The government said on Monday afternoon that Enqa has begun to investigate the universities mentioned by the 188 people whose cases had been cited in the government’s complaint, and their possible links to people smuggling.

They added that last year, they had engaged in an awareness campaign on social media entitled “Let’s talk truth about Cyprus”, which aimed to discourage potential asylum seekers from travelling to the island.

The issue of asylum seekers crossing into the Republic from the north has been a hot topic in recent weeks, with the United Nations High Commissioner for Refugees (UNCHR) stating that there are 31 asylum seekers stranded in the buffer zone as the Republic refuses to allow them to cross.

The migrants’ presence has left the Cypriot government at loggerheads with the UN, with the latter accusing the former of violating international law, and President Nikos Christodoulides insisting that Cyprus “will not take lectures” on the issue.

Last year, the north’s Human Rights Platform (IHP) released a report saying the Turkish Cypriot authorities “fall short” of implementing their obligations regarding the prevention of human trafficking, making specific reference to the north’s education sector.

The report said the north’s authorities “were informed on several occasions [of] the current status quo in relation to higher education, namely the increase in the number of universities in an uncontrolled way, the use of agencies that convince students with false promises and the abuse of the student visa regulations”.

It also pointed out the ease with which third country nationals can obtain student visas in the north. At present, they need only to present an acceptance letter to police at the north’s airport, seaports, or crossing points to the Republic to be issued a student visa.

The report adds, “when students arrive to the territory, there is no monitoring mechanism to follow their status here, whether they attend their universities, or if they find themselves in other dangerous or illegal situations, such as human trafficking.”

In addition, the government’s complaint to Enqa comes at a time when the north’s higher education sector finds itself in turmoil with regard to the handing out of “fake diplomas”.

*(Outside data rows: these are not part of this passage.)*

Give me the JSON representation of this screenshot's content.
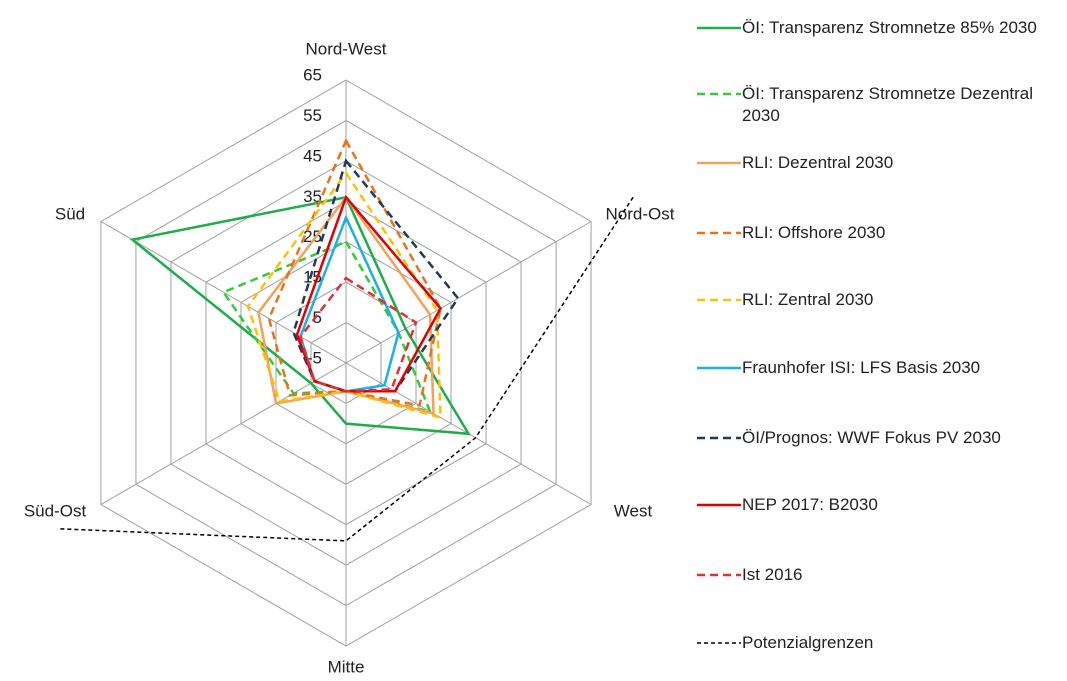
{
  "chart_data": {
    "type": "radar",
    "categories": [
      "Nord-West",
      "Nord-Ost",
      "West",
      "Mitte",
      "Süd-Ost",
      "Süd"
    ],
    "ylim": [
      -5,
      65
    ],
    "yticks": [
      -5,
      5,
      15,
      25,
      35,
      45,
      55,
      65
    ],
    "series": [
      {
        "name": "ÖI: Transparenz Stromnetze 85% 2030",
        "color": "#1aaf48",
        "dash": false,
        "values": [
          36,
          12,
          30,
          10,
          5,
          56
        ]
      },
      {
        "name": "ÖI: Transparenz Stromnetze Dezentral 2030",
        "color": "#33cc33",
        "dash": true,
        "values": [
          25,
          10,
          19,
          2,
          10,
          30
        ]
      },
      {
        "name": "RLI: Dezentral 2030",
        "color": "#f4a15a",
        "dash": false,
        "values": [
          36,
          19,
          20,
          2,
          15,
          20
        ]
      },
      {
        "name": "RLI: Offshore 2030",
        "color": "#e8731a",
        "dash": true,
        "values": [
          50,
          22,
          16,
          2,
          11,
          17
        ]
      },
      {
        "name": "RLI: Zentral 2030",
        "color": "#ffc000",
        "dash": true,
        "values": [
          42,
          21,
          22,
          2,
          14,
          23
        ]
      },
      {
        "name": "Fraunhofer ISI: LFS Basis 2030",
        "color": "#1ab0e8",
        "dash": false,
        "values": [
          31,
          10,
          6,
          2,
          4,
          8
        ]
      },
      {
        "name": "ÖI/Prognos: WWF Fokus PV 2030",
        "color": "#1f3a5a",
        "dash": true,
        "values": [
          45,
          27,
          9,
          2,
          4,
          10
        ]
      },
      {
        "name": "NEP 2017: B2030",
        "color": "#e00000",
        "dash": false,
        "values": [
          36,
          22,
          9,
          2,
          4,
          9
        ]
      },
      {
        "name": "Ist 2016",
        "color": "#e03030",
        "dash": true,
        "values": [
          16,
          15,
          8,
          2,
          4,
          8
        ]
      },
      {
        "name": "Potenzialgrenzen",
        "color": "#000000",
        "dash": true,
        "values": [
          null,
          77,
          32,
          39,
          77,
          null
        ]
      }
    ]
  }
}
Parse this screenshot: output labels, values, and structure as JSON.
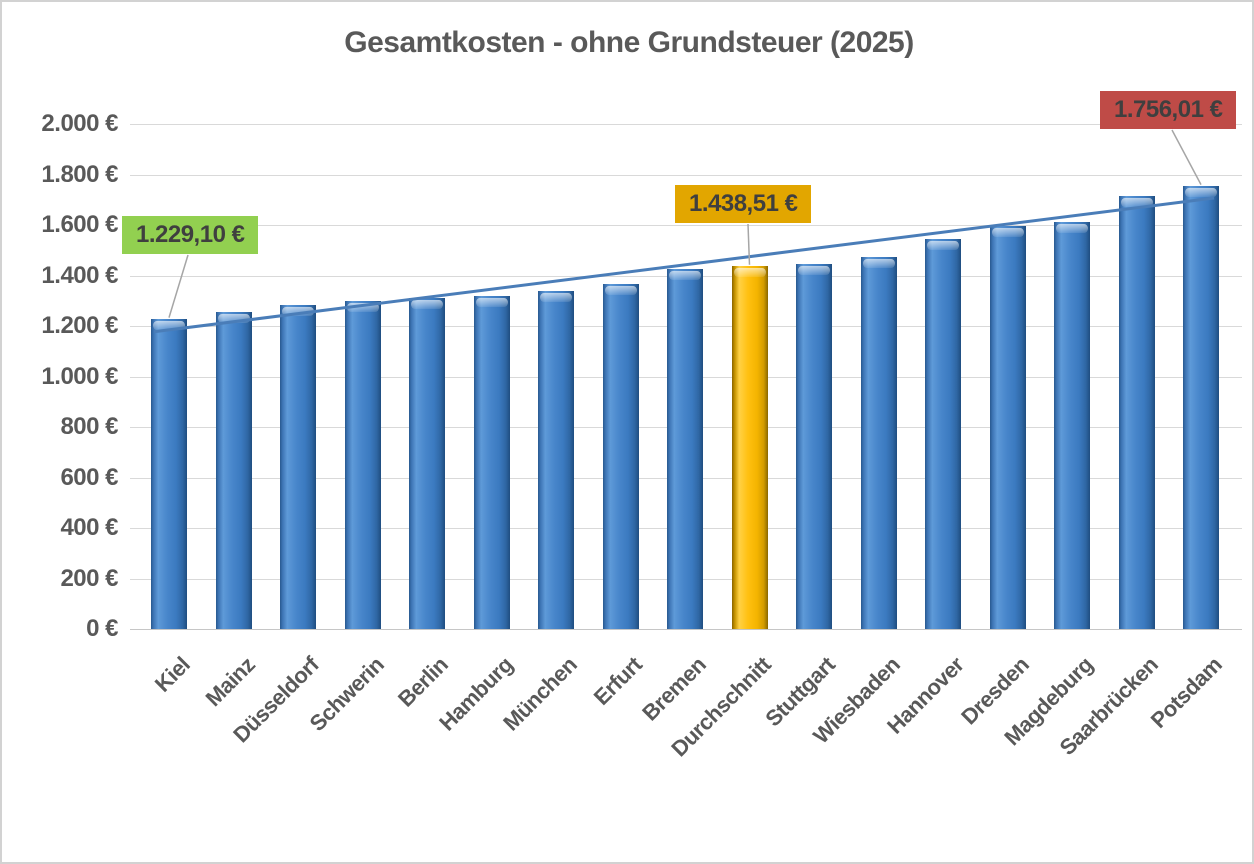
{
  "window": {
    "background": "#ffffff",
    "border_color": "#d2d2d2"
  },
  "chart_data": {
    "type": "bar",
    "title": "Gesamtkosten - ohne Grundsteuer (2025)",
    "categories": [
      "Kiel",
      "Mainz",
      "Düsseldorf",
      "Schwerin",
      "Berlin",
      "Hamburg",
      "München",
      "Erfurt",
      "Bremen",
      "Durchschnitt",
      "Stuttgart",
      "Wiesbaden",
      "Hannover",
      "Dresden",
      "Magdeburg",
      "Saarbrücken",
      "Potsdam"
    ],
    "values": [
      1229.1,
      1255,
      1285,
      1300,
      1310,
      1318,
      1340,
      1366,
      1425,
      1438.51,
      1444,
      1472,
      1545,
      1595,
      1610,
      1716,
      1756.01
    ],
    "unit": "€",
    "xlabel": "",
    "ylabel": "",
    "ylim": [
      0,
      2000
    ],
    "ytick_step": 200,
    "ytick_labels": [
      "0 €",
      "200 €",
      "400 €",
      "600 €",
      "800 €",
      "1.000 €",
      "1.200 €",
      "1.400 €",
      "1.600 €",
      "1.800 €",
      "2.000 €"
    ],
    "grid": "horizontal",
    "legend_position": "none",
    "bar_color_default": "#3d7cc9",
    "bar_color_highlight": "#ffc000",
    "highlight_index": 9,
    "axis_text_color": "#595959",
    "gridline_color": "#d9d9d9",
    "trendline": {
      "shape": "linear",
      "from_value": 1177,
      "to_value": 1707,
      "color": "#4a7db8"
    },
    "callouts": [
      {
        "label": "1.229,10 €",
        "target_category": "Kiel",
        "target_index": 0,
        "box_color": "#92d050",
        "text_color": "#3f3f3f"
      },
      {
        "label": "1.438,51 €",
        "target_category": "Durchschnitt",
        "target_index": 9,
        "box_color": "#e2a600",
        "text_color": "#3f3f3f"
      },
      {
        "label": "1.756,01 €",
        "target_category": "Potsdam",
        "target_index": 16,
        "box_color": "#bf4b47",
        "text_color": "#3f3f3f"
      }
    ],
    "leader_line_color": "#a6a6a6"
  }
}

Multiple high-profile figures, including former ‘ministers’ have been arrested in relation to the scandal, with the Turkish Cypriot police having found that degrees were being handed out to people within days or in some cases hours of people registering as students.

Former ‘education minister’ Kemal Durust was one of the many arrested, having allegedly fraudulently obtained thousands of euros by sending fake invoices to Cyprus Health and Social Sciences University in Morphou, on which investigations have centred.

Opposition party CTP ‘MP’ Sami Ozuslu in March accused Durust of having signed off on the opening of 16 universities. He added that a total of 38 universities are currently operational in the north, of which 28 opened since 2011.

By contrast, in the Republic, there are ten.